The Day-Age Theory tries to reconcile the opposite views by arguing that the Creation “days” were not ordinary 24-hour days, but actually lasted for long periods of time. Genesis can then be read as a summary of modern science, simplified for the benefit of pre-scientific humans.
The Old-Earth figurative view can be traced back at least to Saint Augustine in the 5th Century who pointed out, in “De Genesi ad Litteram”, that the “days” in Genesis could not be literal days, if only because Genesis itself tells us that the sun was not made until the fourth “day”.

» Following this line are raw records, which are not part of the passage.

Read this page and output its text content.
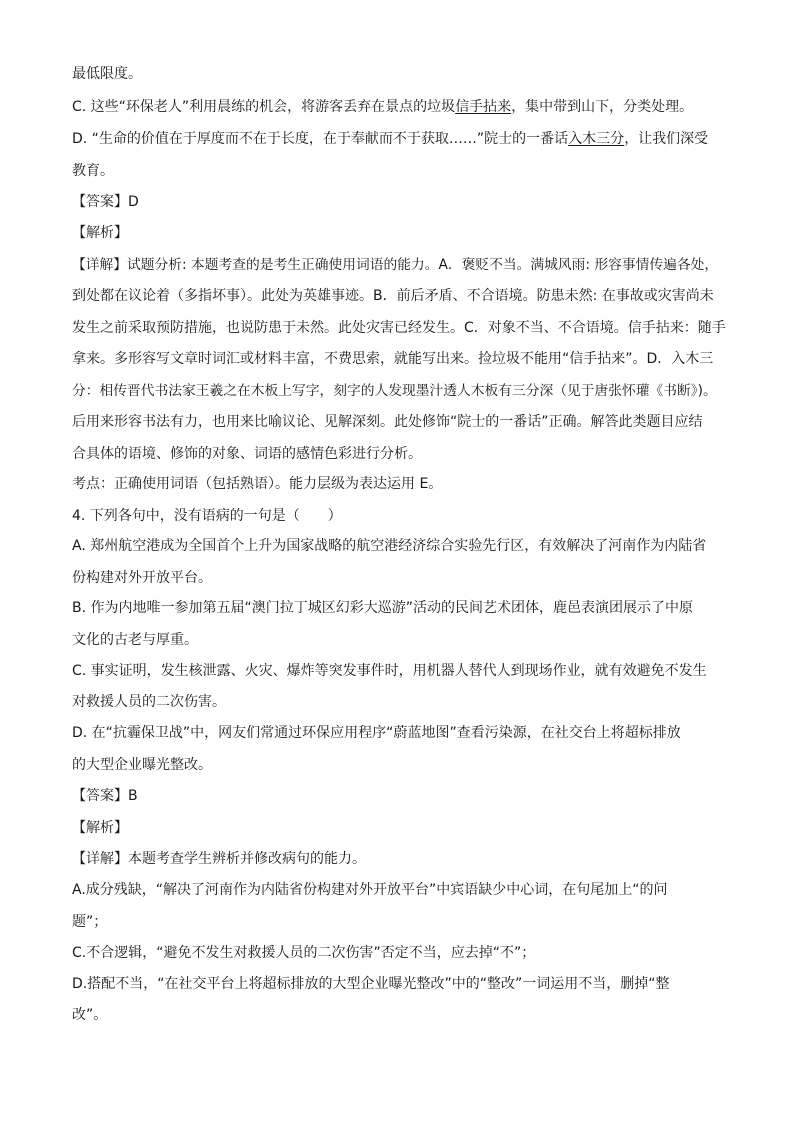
最低限度。
C. 这些“环保老人”利用晨练的机会，将游客丢弃在景点的垃圾信手拈来，集中带到山下，分类处理。
D. “生命的价值在于厚度而不在于长度，在于奉献而不于获取……”院士的一番话入木三分，让我们深受
教育。
【答案】D
【解析】
【详解】试题分析: 本题考查的是考生正确使用词语的能力。A．褒贬不当。满城风雨: 形容事情传遍各处，
到处都在议论着（多指坏事）。此处为英雄事迹。B．前后矛盾、不合语境。防患未然: 在事故或灾害尚未
发生之前采取预防措施，也说防患于未然。此处灾害已经发生。C．对象不当、不合语境。信手拈来：随手
拿来。多形容写文章时词汇或材料丰富，不费思索，就能写出来。捡垃圾不能用“信手拈来”。D．入木三
分：相传晋代书法家王羲之在木板上写字，刻字的人发现墨汁透人木板有三分深（见于唐张怀瓘《书断》)。
后用来形容书法有力，也用来比喻议论、见解深刻。此处修饰“院士的一番话”正确。解答此类题目应结
合具体的语境、修饰的对象、词语的感情色彩进行分析。
考点：正确使用词语（包括熟语）。能力层级为表达运用 E。
4. 下列各句中，没有语病的一句是（　　）
A. 郑州航空港成为全国首个上升为国家战略的航空港经济综合实验先行区，有效解决了河南作为内陆省
份构建对外开放平台。
B. 作为内地唯一参加第五届“澳门拉丁城区幻彩大巡游”活动的民间艺术团体，鹿邑表演团展示了中原
文化的古老与厚重。
C. 事实证明，发生核泄露、火灾、爆炸等突发事件时，用机器人替代人到现场作业，就有效避免不发生
对救援人员的二次伤害。
D. 在“抗霾保卫战”中，网友们常通过环保应用程序“蔚蓝地图”查看污染源，在社交台上将超标排放
的大型企业曝光整改。
【答案】B
【解析】
【详解】本题考查学生辨析并修改病句的能力。
A.成分残缺，“解决了河南作为内陆省份构建对外开放平台”中宾语缺少中心词，在句尾加上“的问
题”；
C.不合逻辑，“避免不发生对救援人员的二次伤害”否定不当，应去掉“不”；
D.搭配不当，“在社交平台上将超标排放的大型企业曝光整改”中的“整改”一词运用不当，删掉“整
改”。
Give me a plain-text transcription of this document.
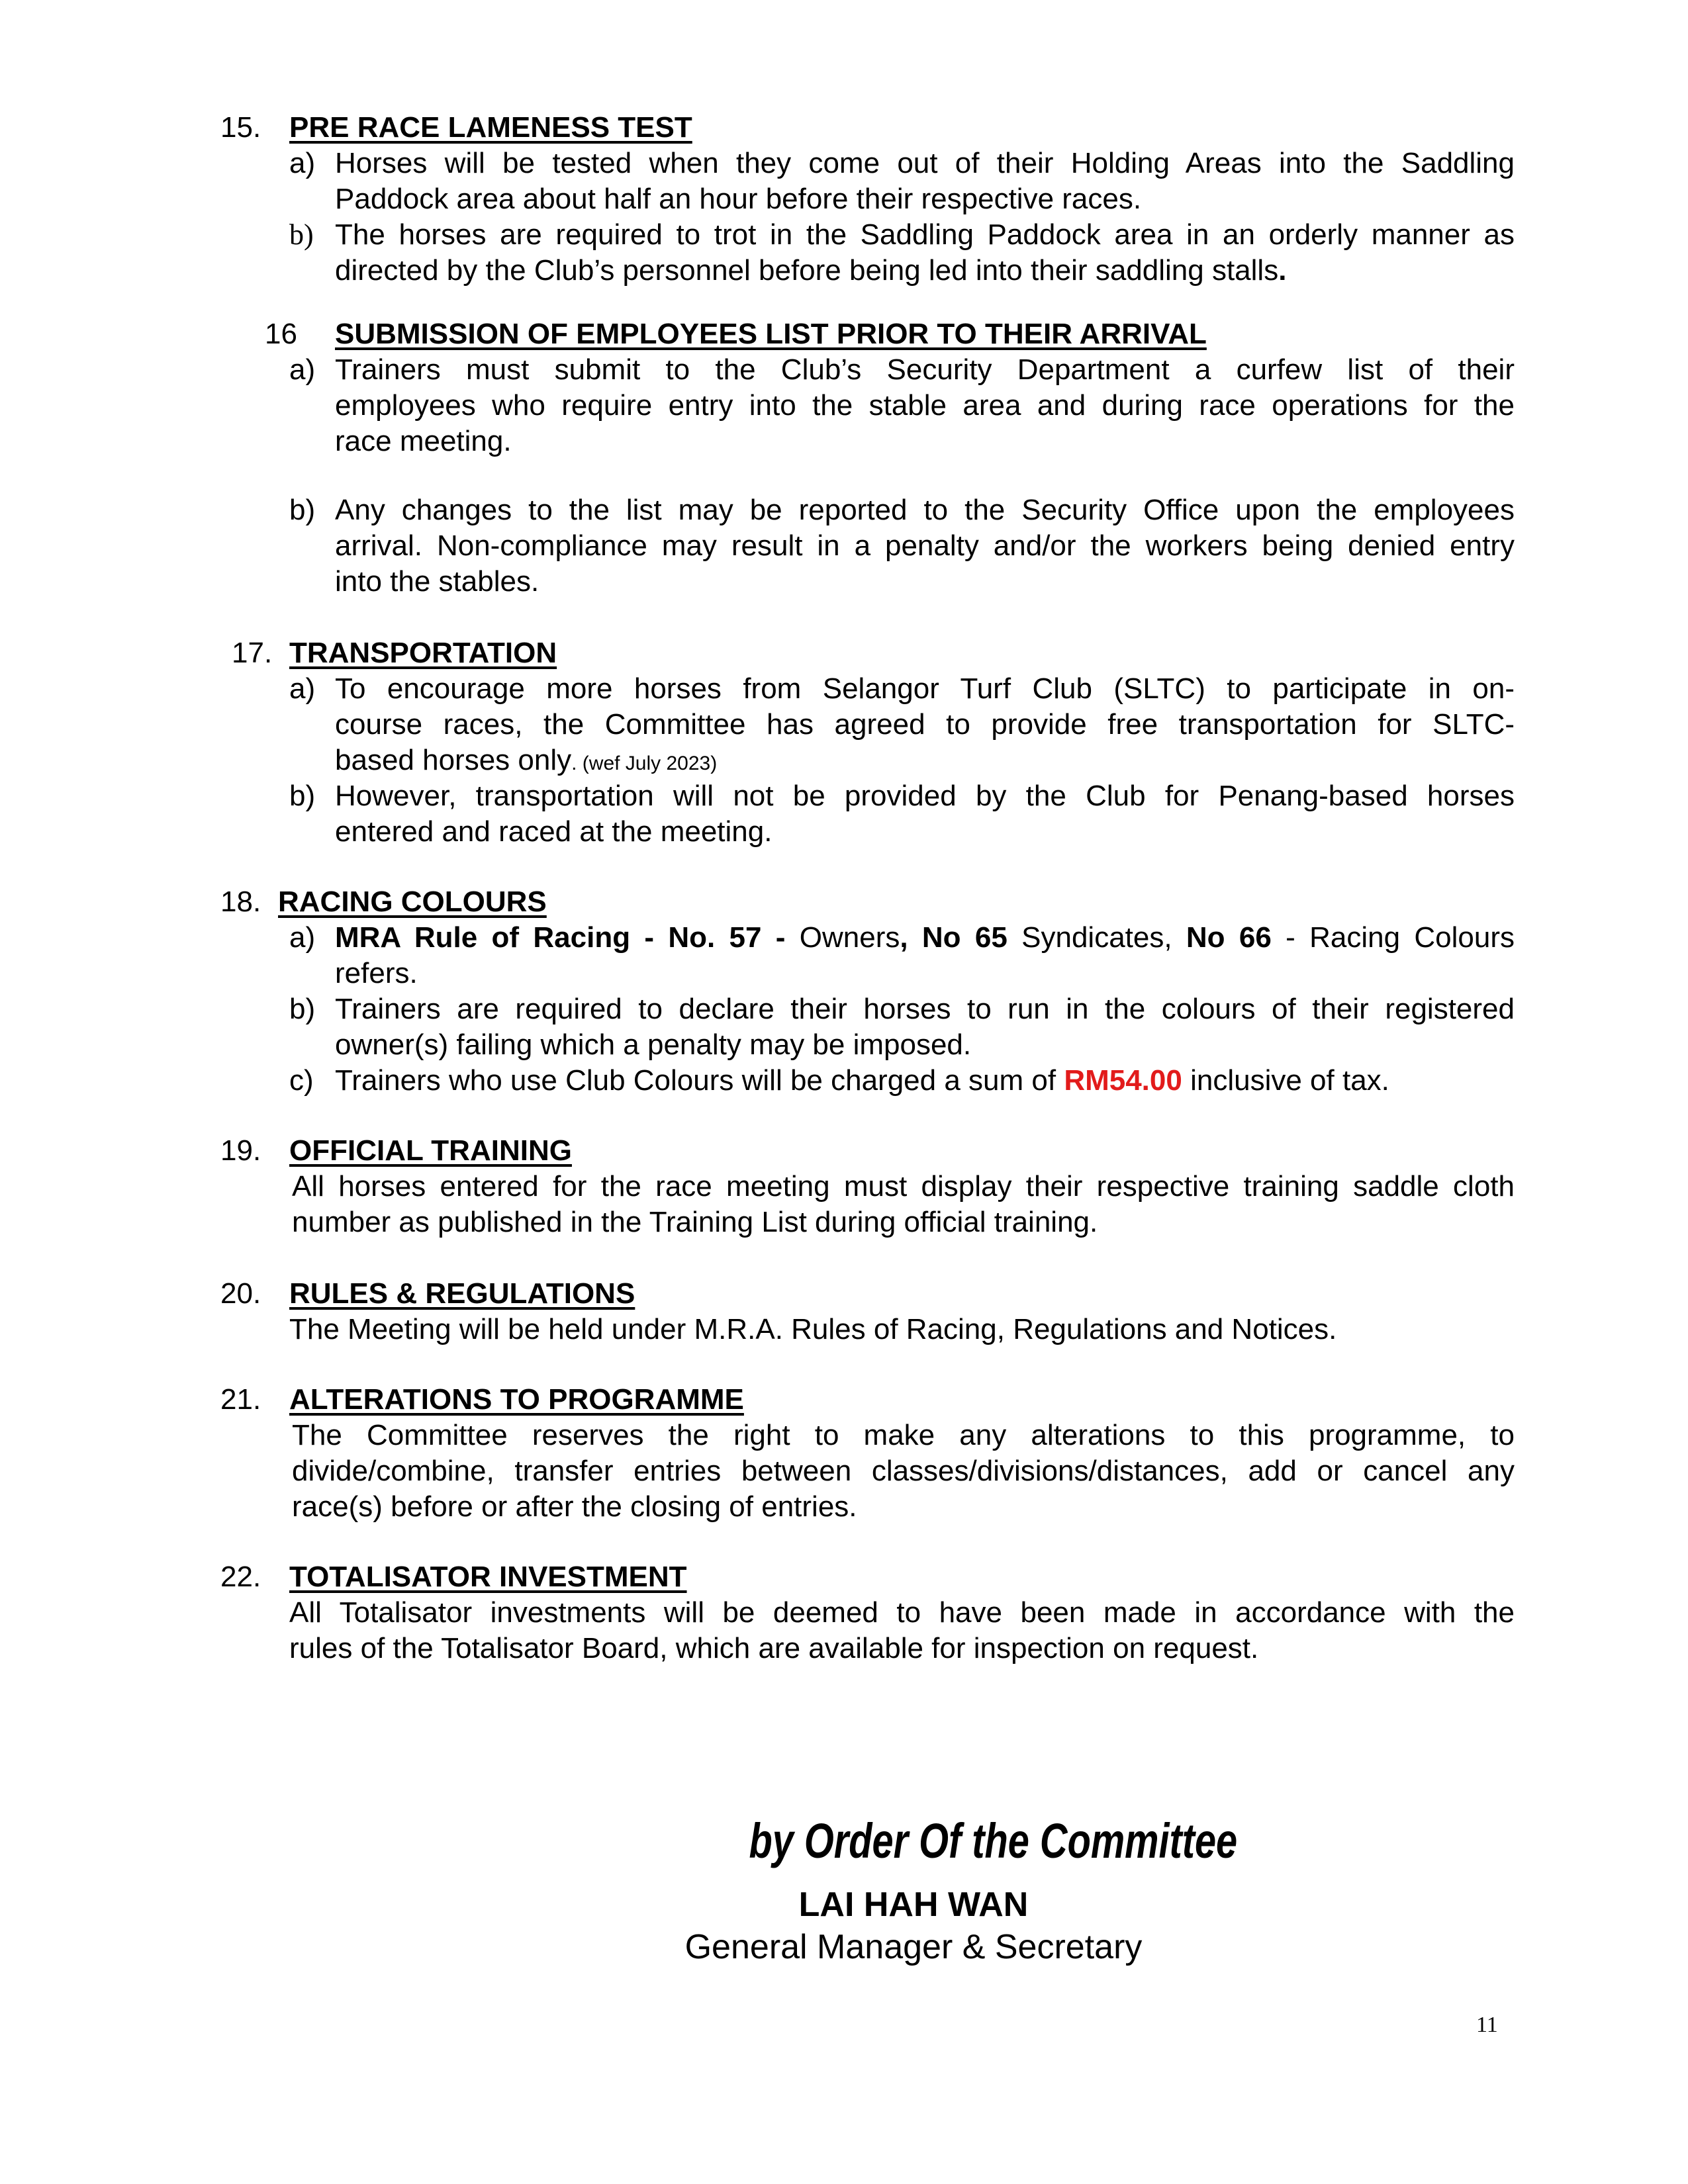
15. PRE RACE LAMENESS TEST
a) Horses will be tested when they come out of their Holding Areas into the Saddling
Paddock area about half an hour before their respective races.
b) The horses are required to trot in the Saddling Paddock area in an orderly manner as
directed by the Club’s personnel before being led into their saddling stalls.
16 SUBMISSION OF EMPLOYEES LIST PRIOR TO THEIR ARRIVAL
a) Trainers must submit to the Club’s Security Department a curfew list of their
employees who require entry into the stable area and during race operations for the
race meeting.
b) Any changes to the list may be reported to the Security Office upon the employees
arrival. Non-compliance may result in a penalty and/or the workers being denied entry
into the stables.
17. TRANSPORTATION
a) To encourage more horses from Selangor Turf Club (SLTC) to participate in on-
course races, the Committee has agreed to provide free transportation for SLTC-
based horses only. (wef July 2023)
b) However, transportation will not be provided by the Club for Penang-based horses
entered and raced at the meeting.
18. RACING COLOURS
a) MRA Rule of Racing - No. 57 - Owners, No 65 Syndicates, No 66 - Racing Colours
refers.
b) Trainers are required to declare their horses to run in the colours of their registered
owner(s) failing which a penalty may be imposed.
c) Trainers who use Club Colours will be charged a sum of RM54.00 inclusive of tax.
19. OFFICIAL TRAINING
All horses entered for the race meeting must display their respective training saddle cloth
number as published in the Training List during official training.
20. RULES & REGULATIONS
The Meeting will be held under M.R.A. Rules of Racing, Regulations and Notices.
21. ALTERATIONS TO PROGRAMME
The Committee reserves the right to make any alterations to this programme, to
divide/combine, transfer entries between classes/divisions/distances, add or cancel any
race(s) before or after the closing of entries.
22. TOTALISATOR INVESTMENT
All Totalisator investments will be deemed to have been made in accordance with the
rules of the Totalisator Board, which are available for inspection on request.
by Order Of the Committee
LAI HAH WAN
General Manager & Secretary
11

8.11.2 Interpretation of Genesis
Day-Age creationists differ from young Earth creationists in how they interpret a number of crucial Hebrew words in Genesis, and thus how they interpret the genealogies and creation account contained in it.
They point out that the Hebrew words for father (‘ab) and son (ben) can also mean forefather and descendent, respectively. This, they argue, renders genealogically-based dating of the Creation, such as the Ussher chronology, to be inaccurate.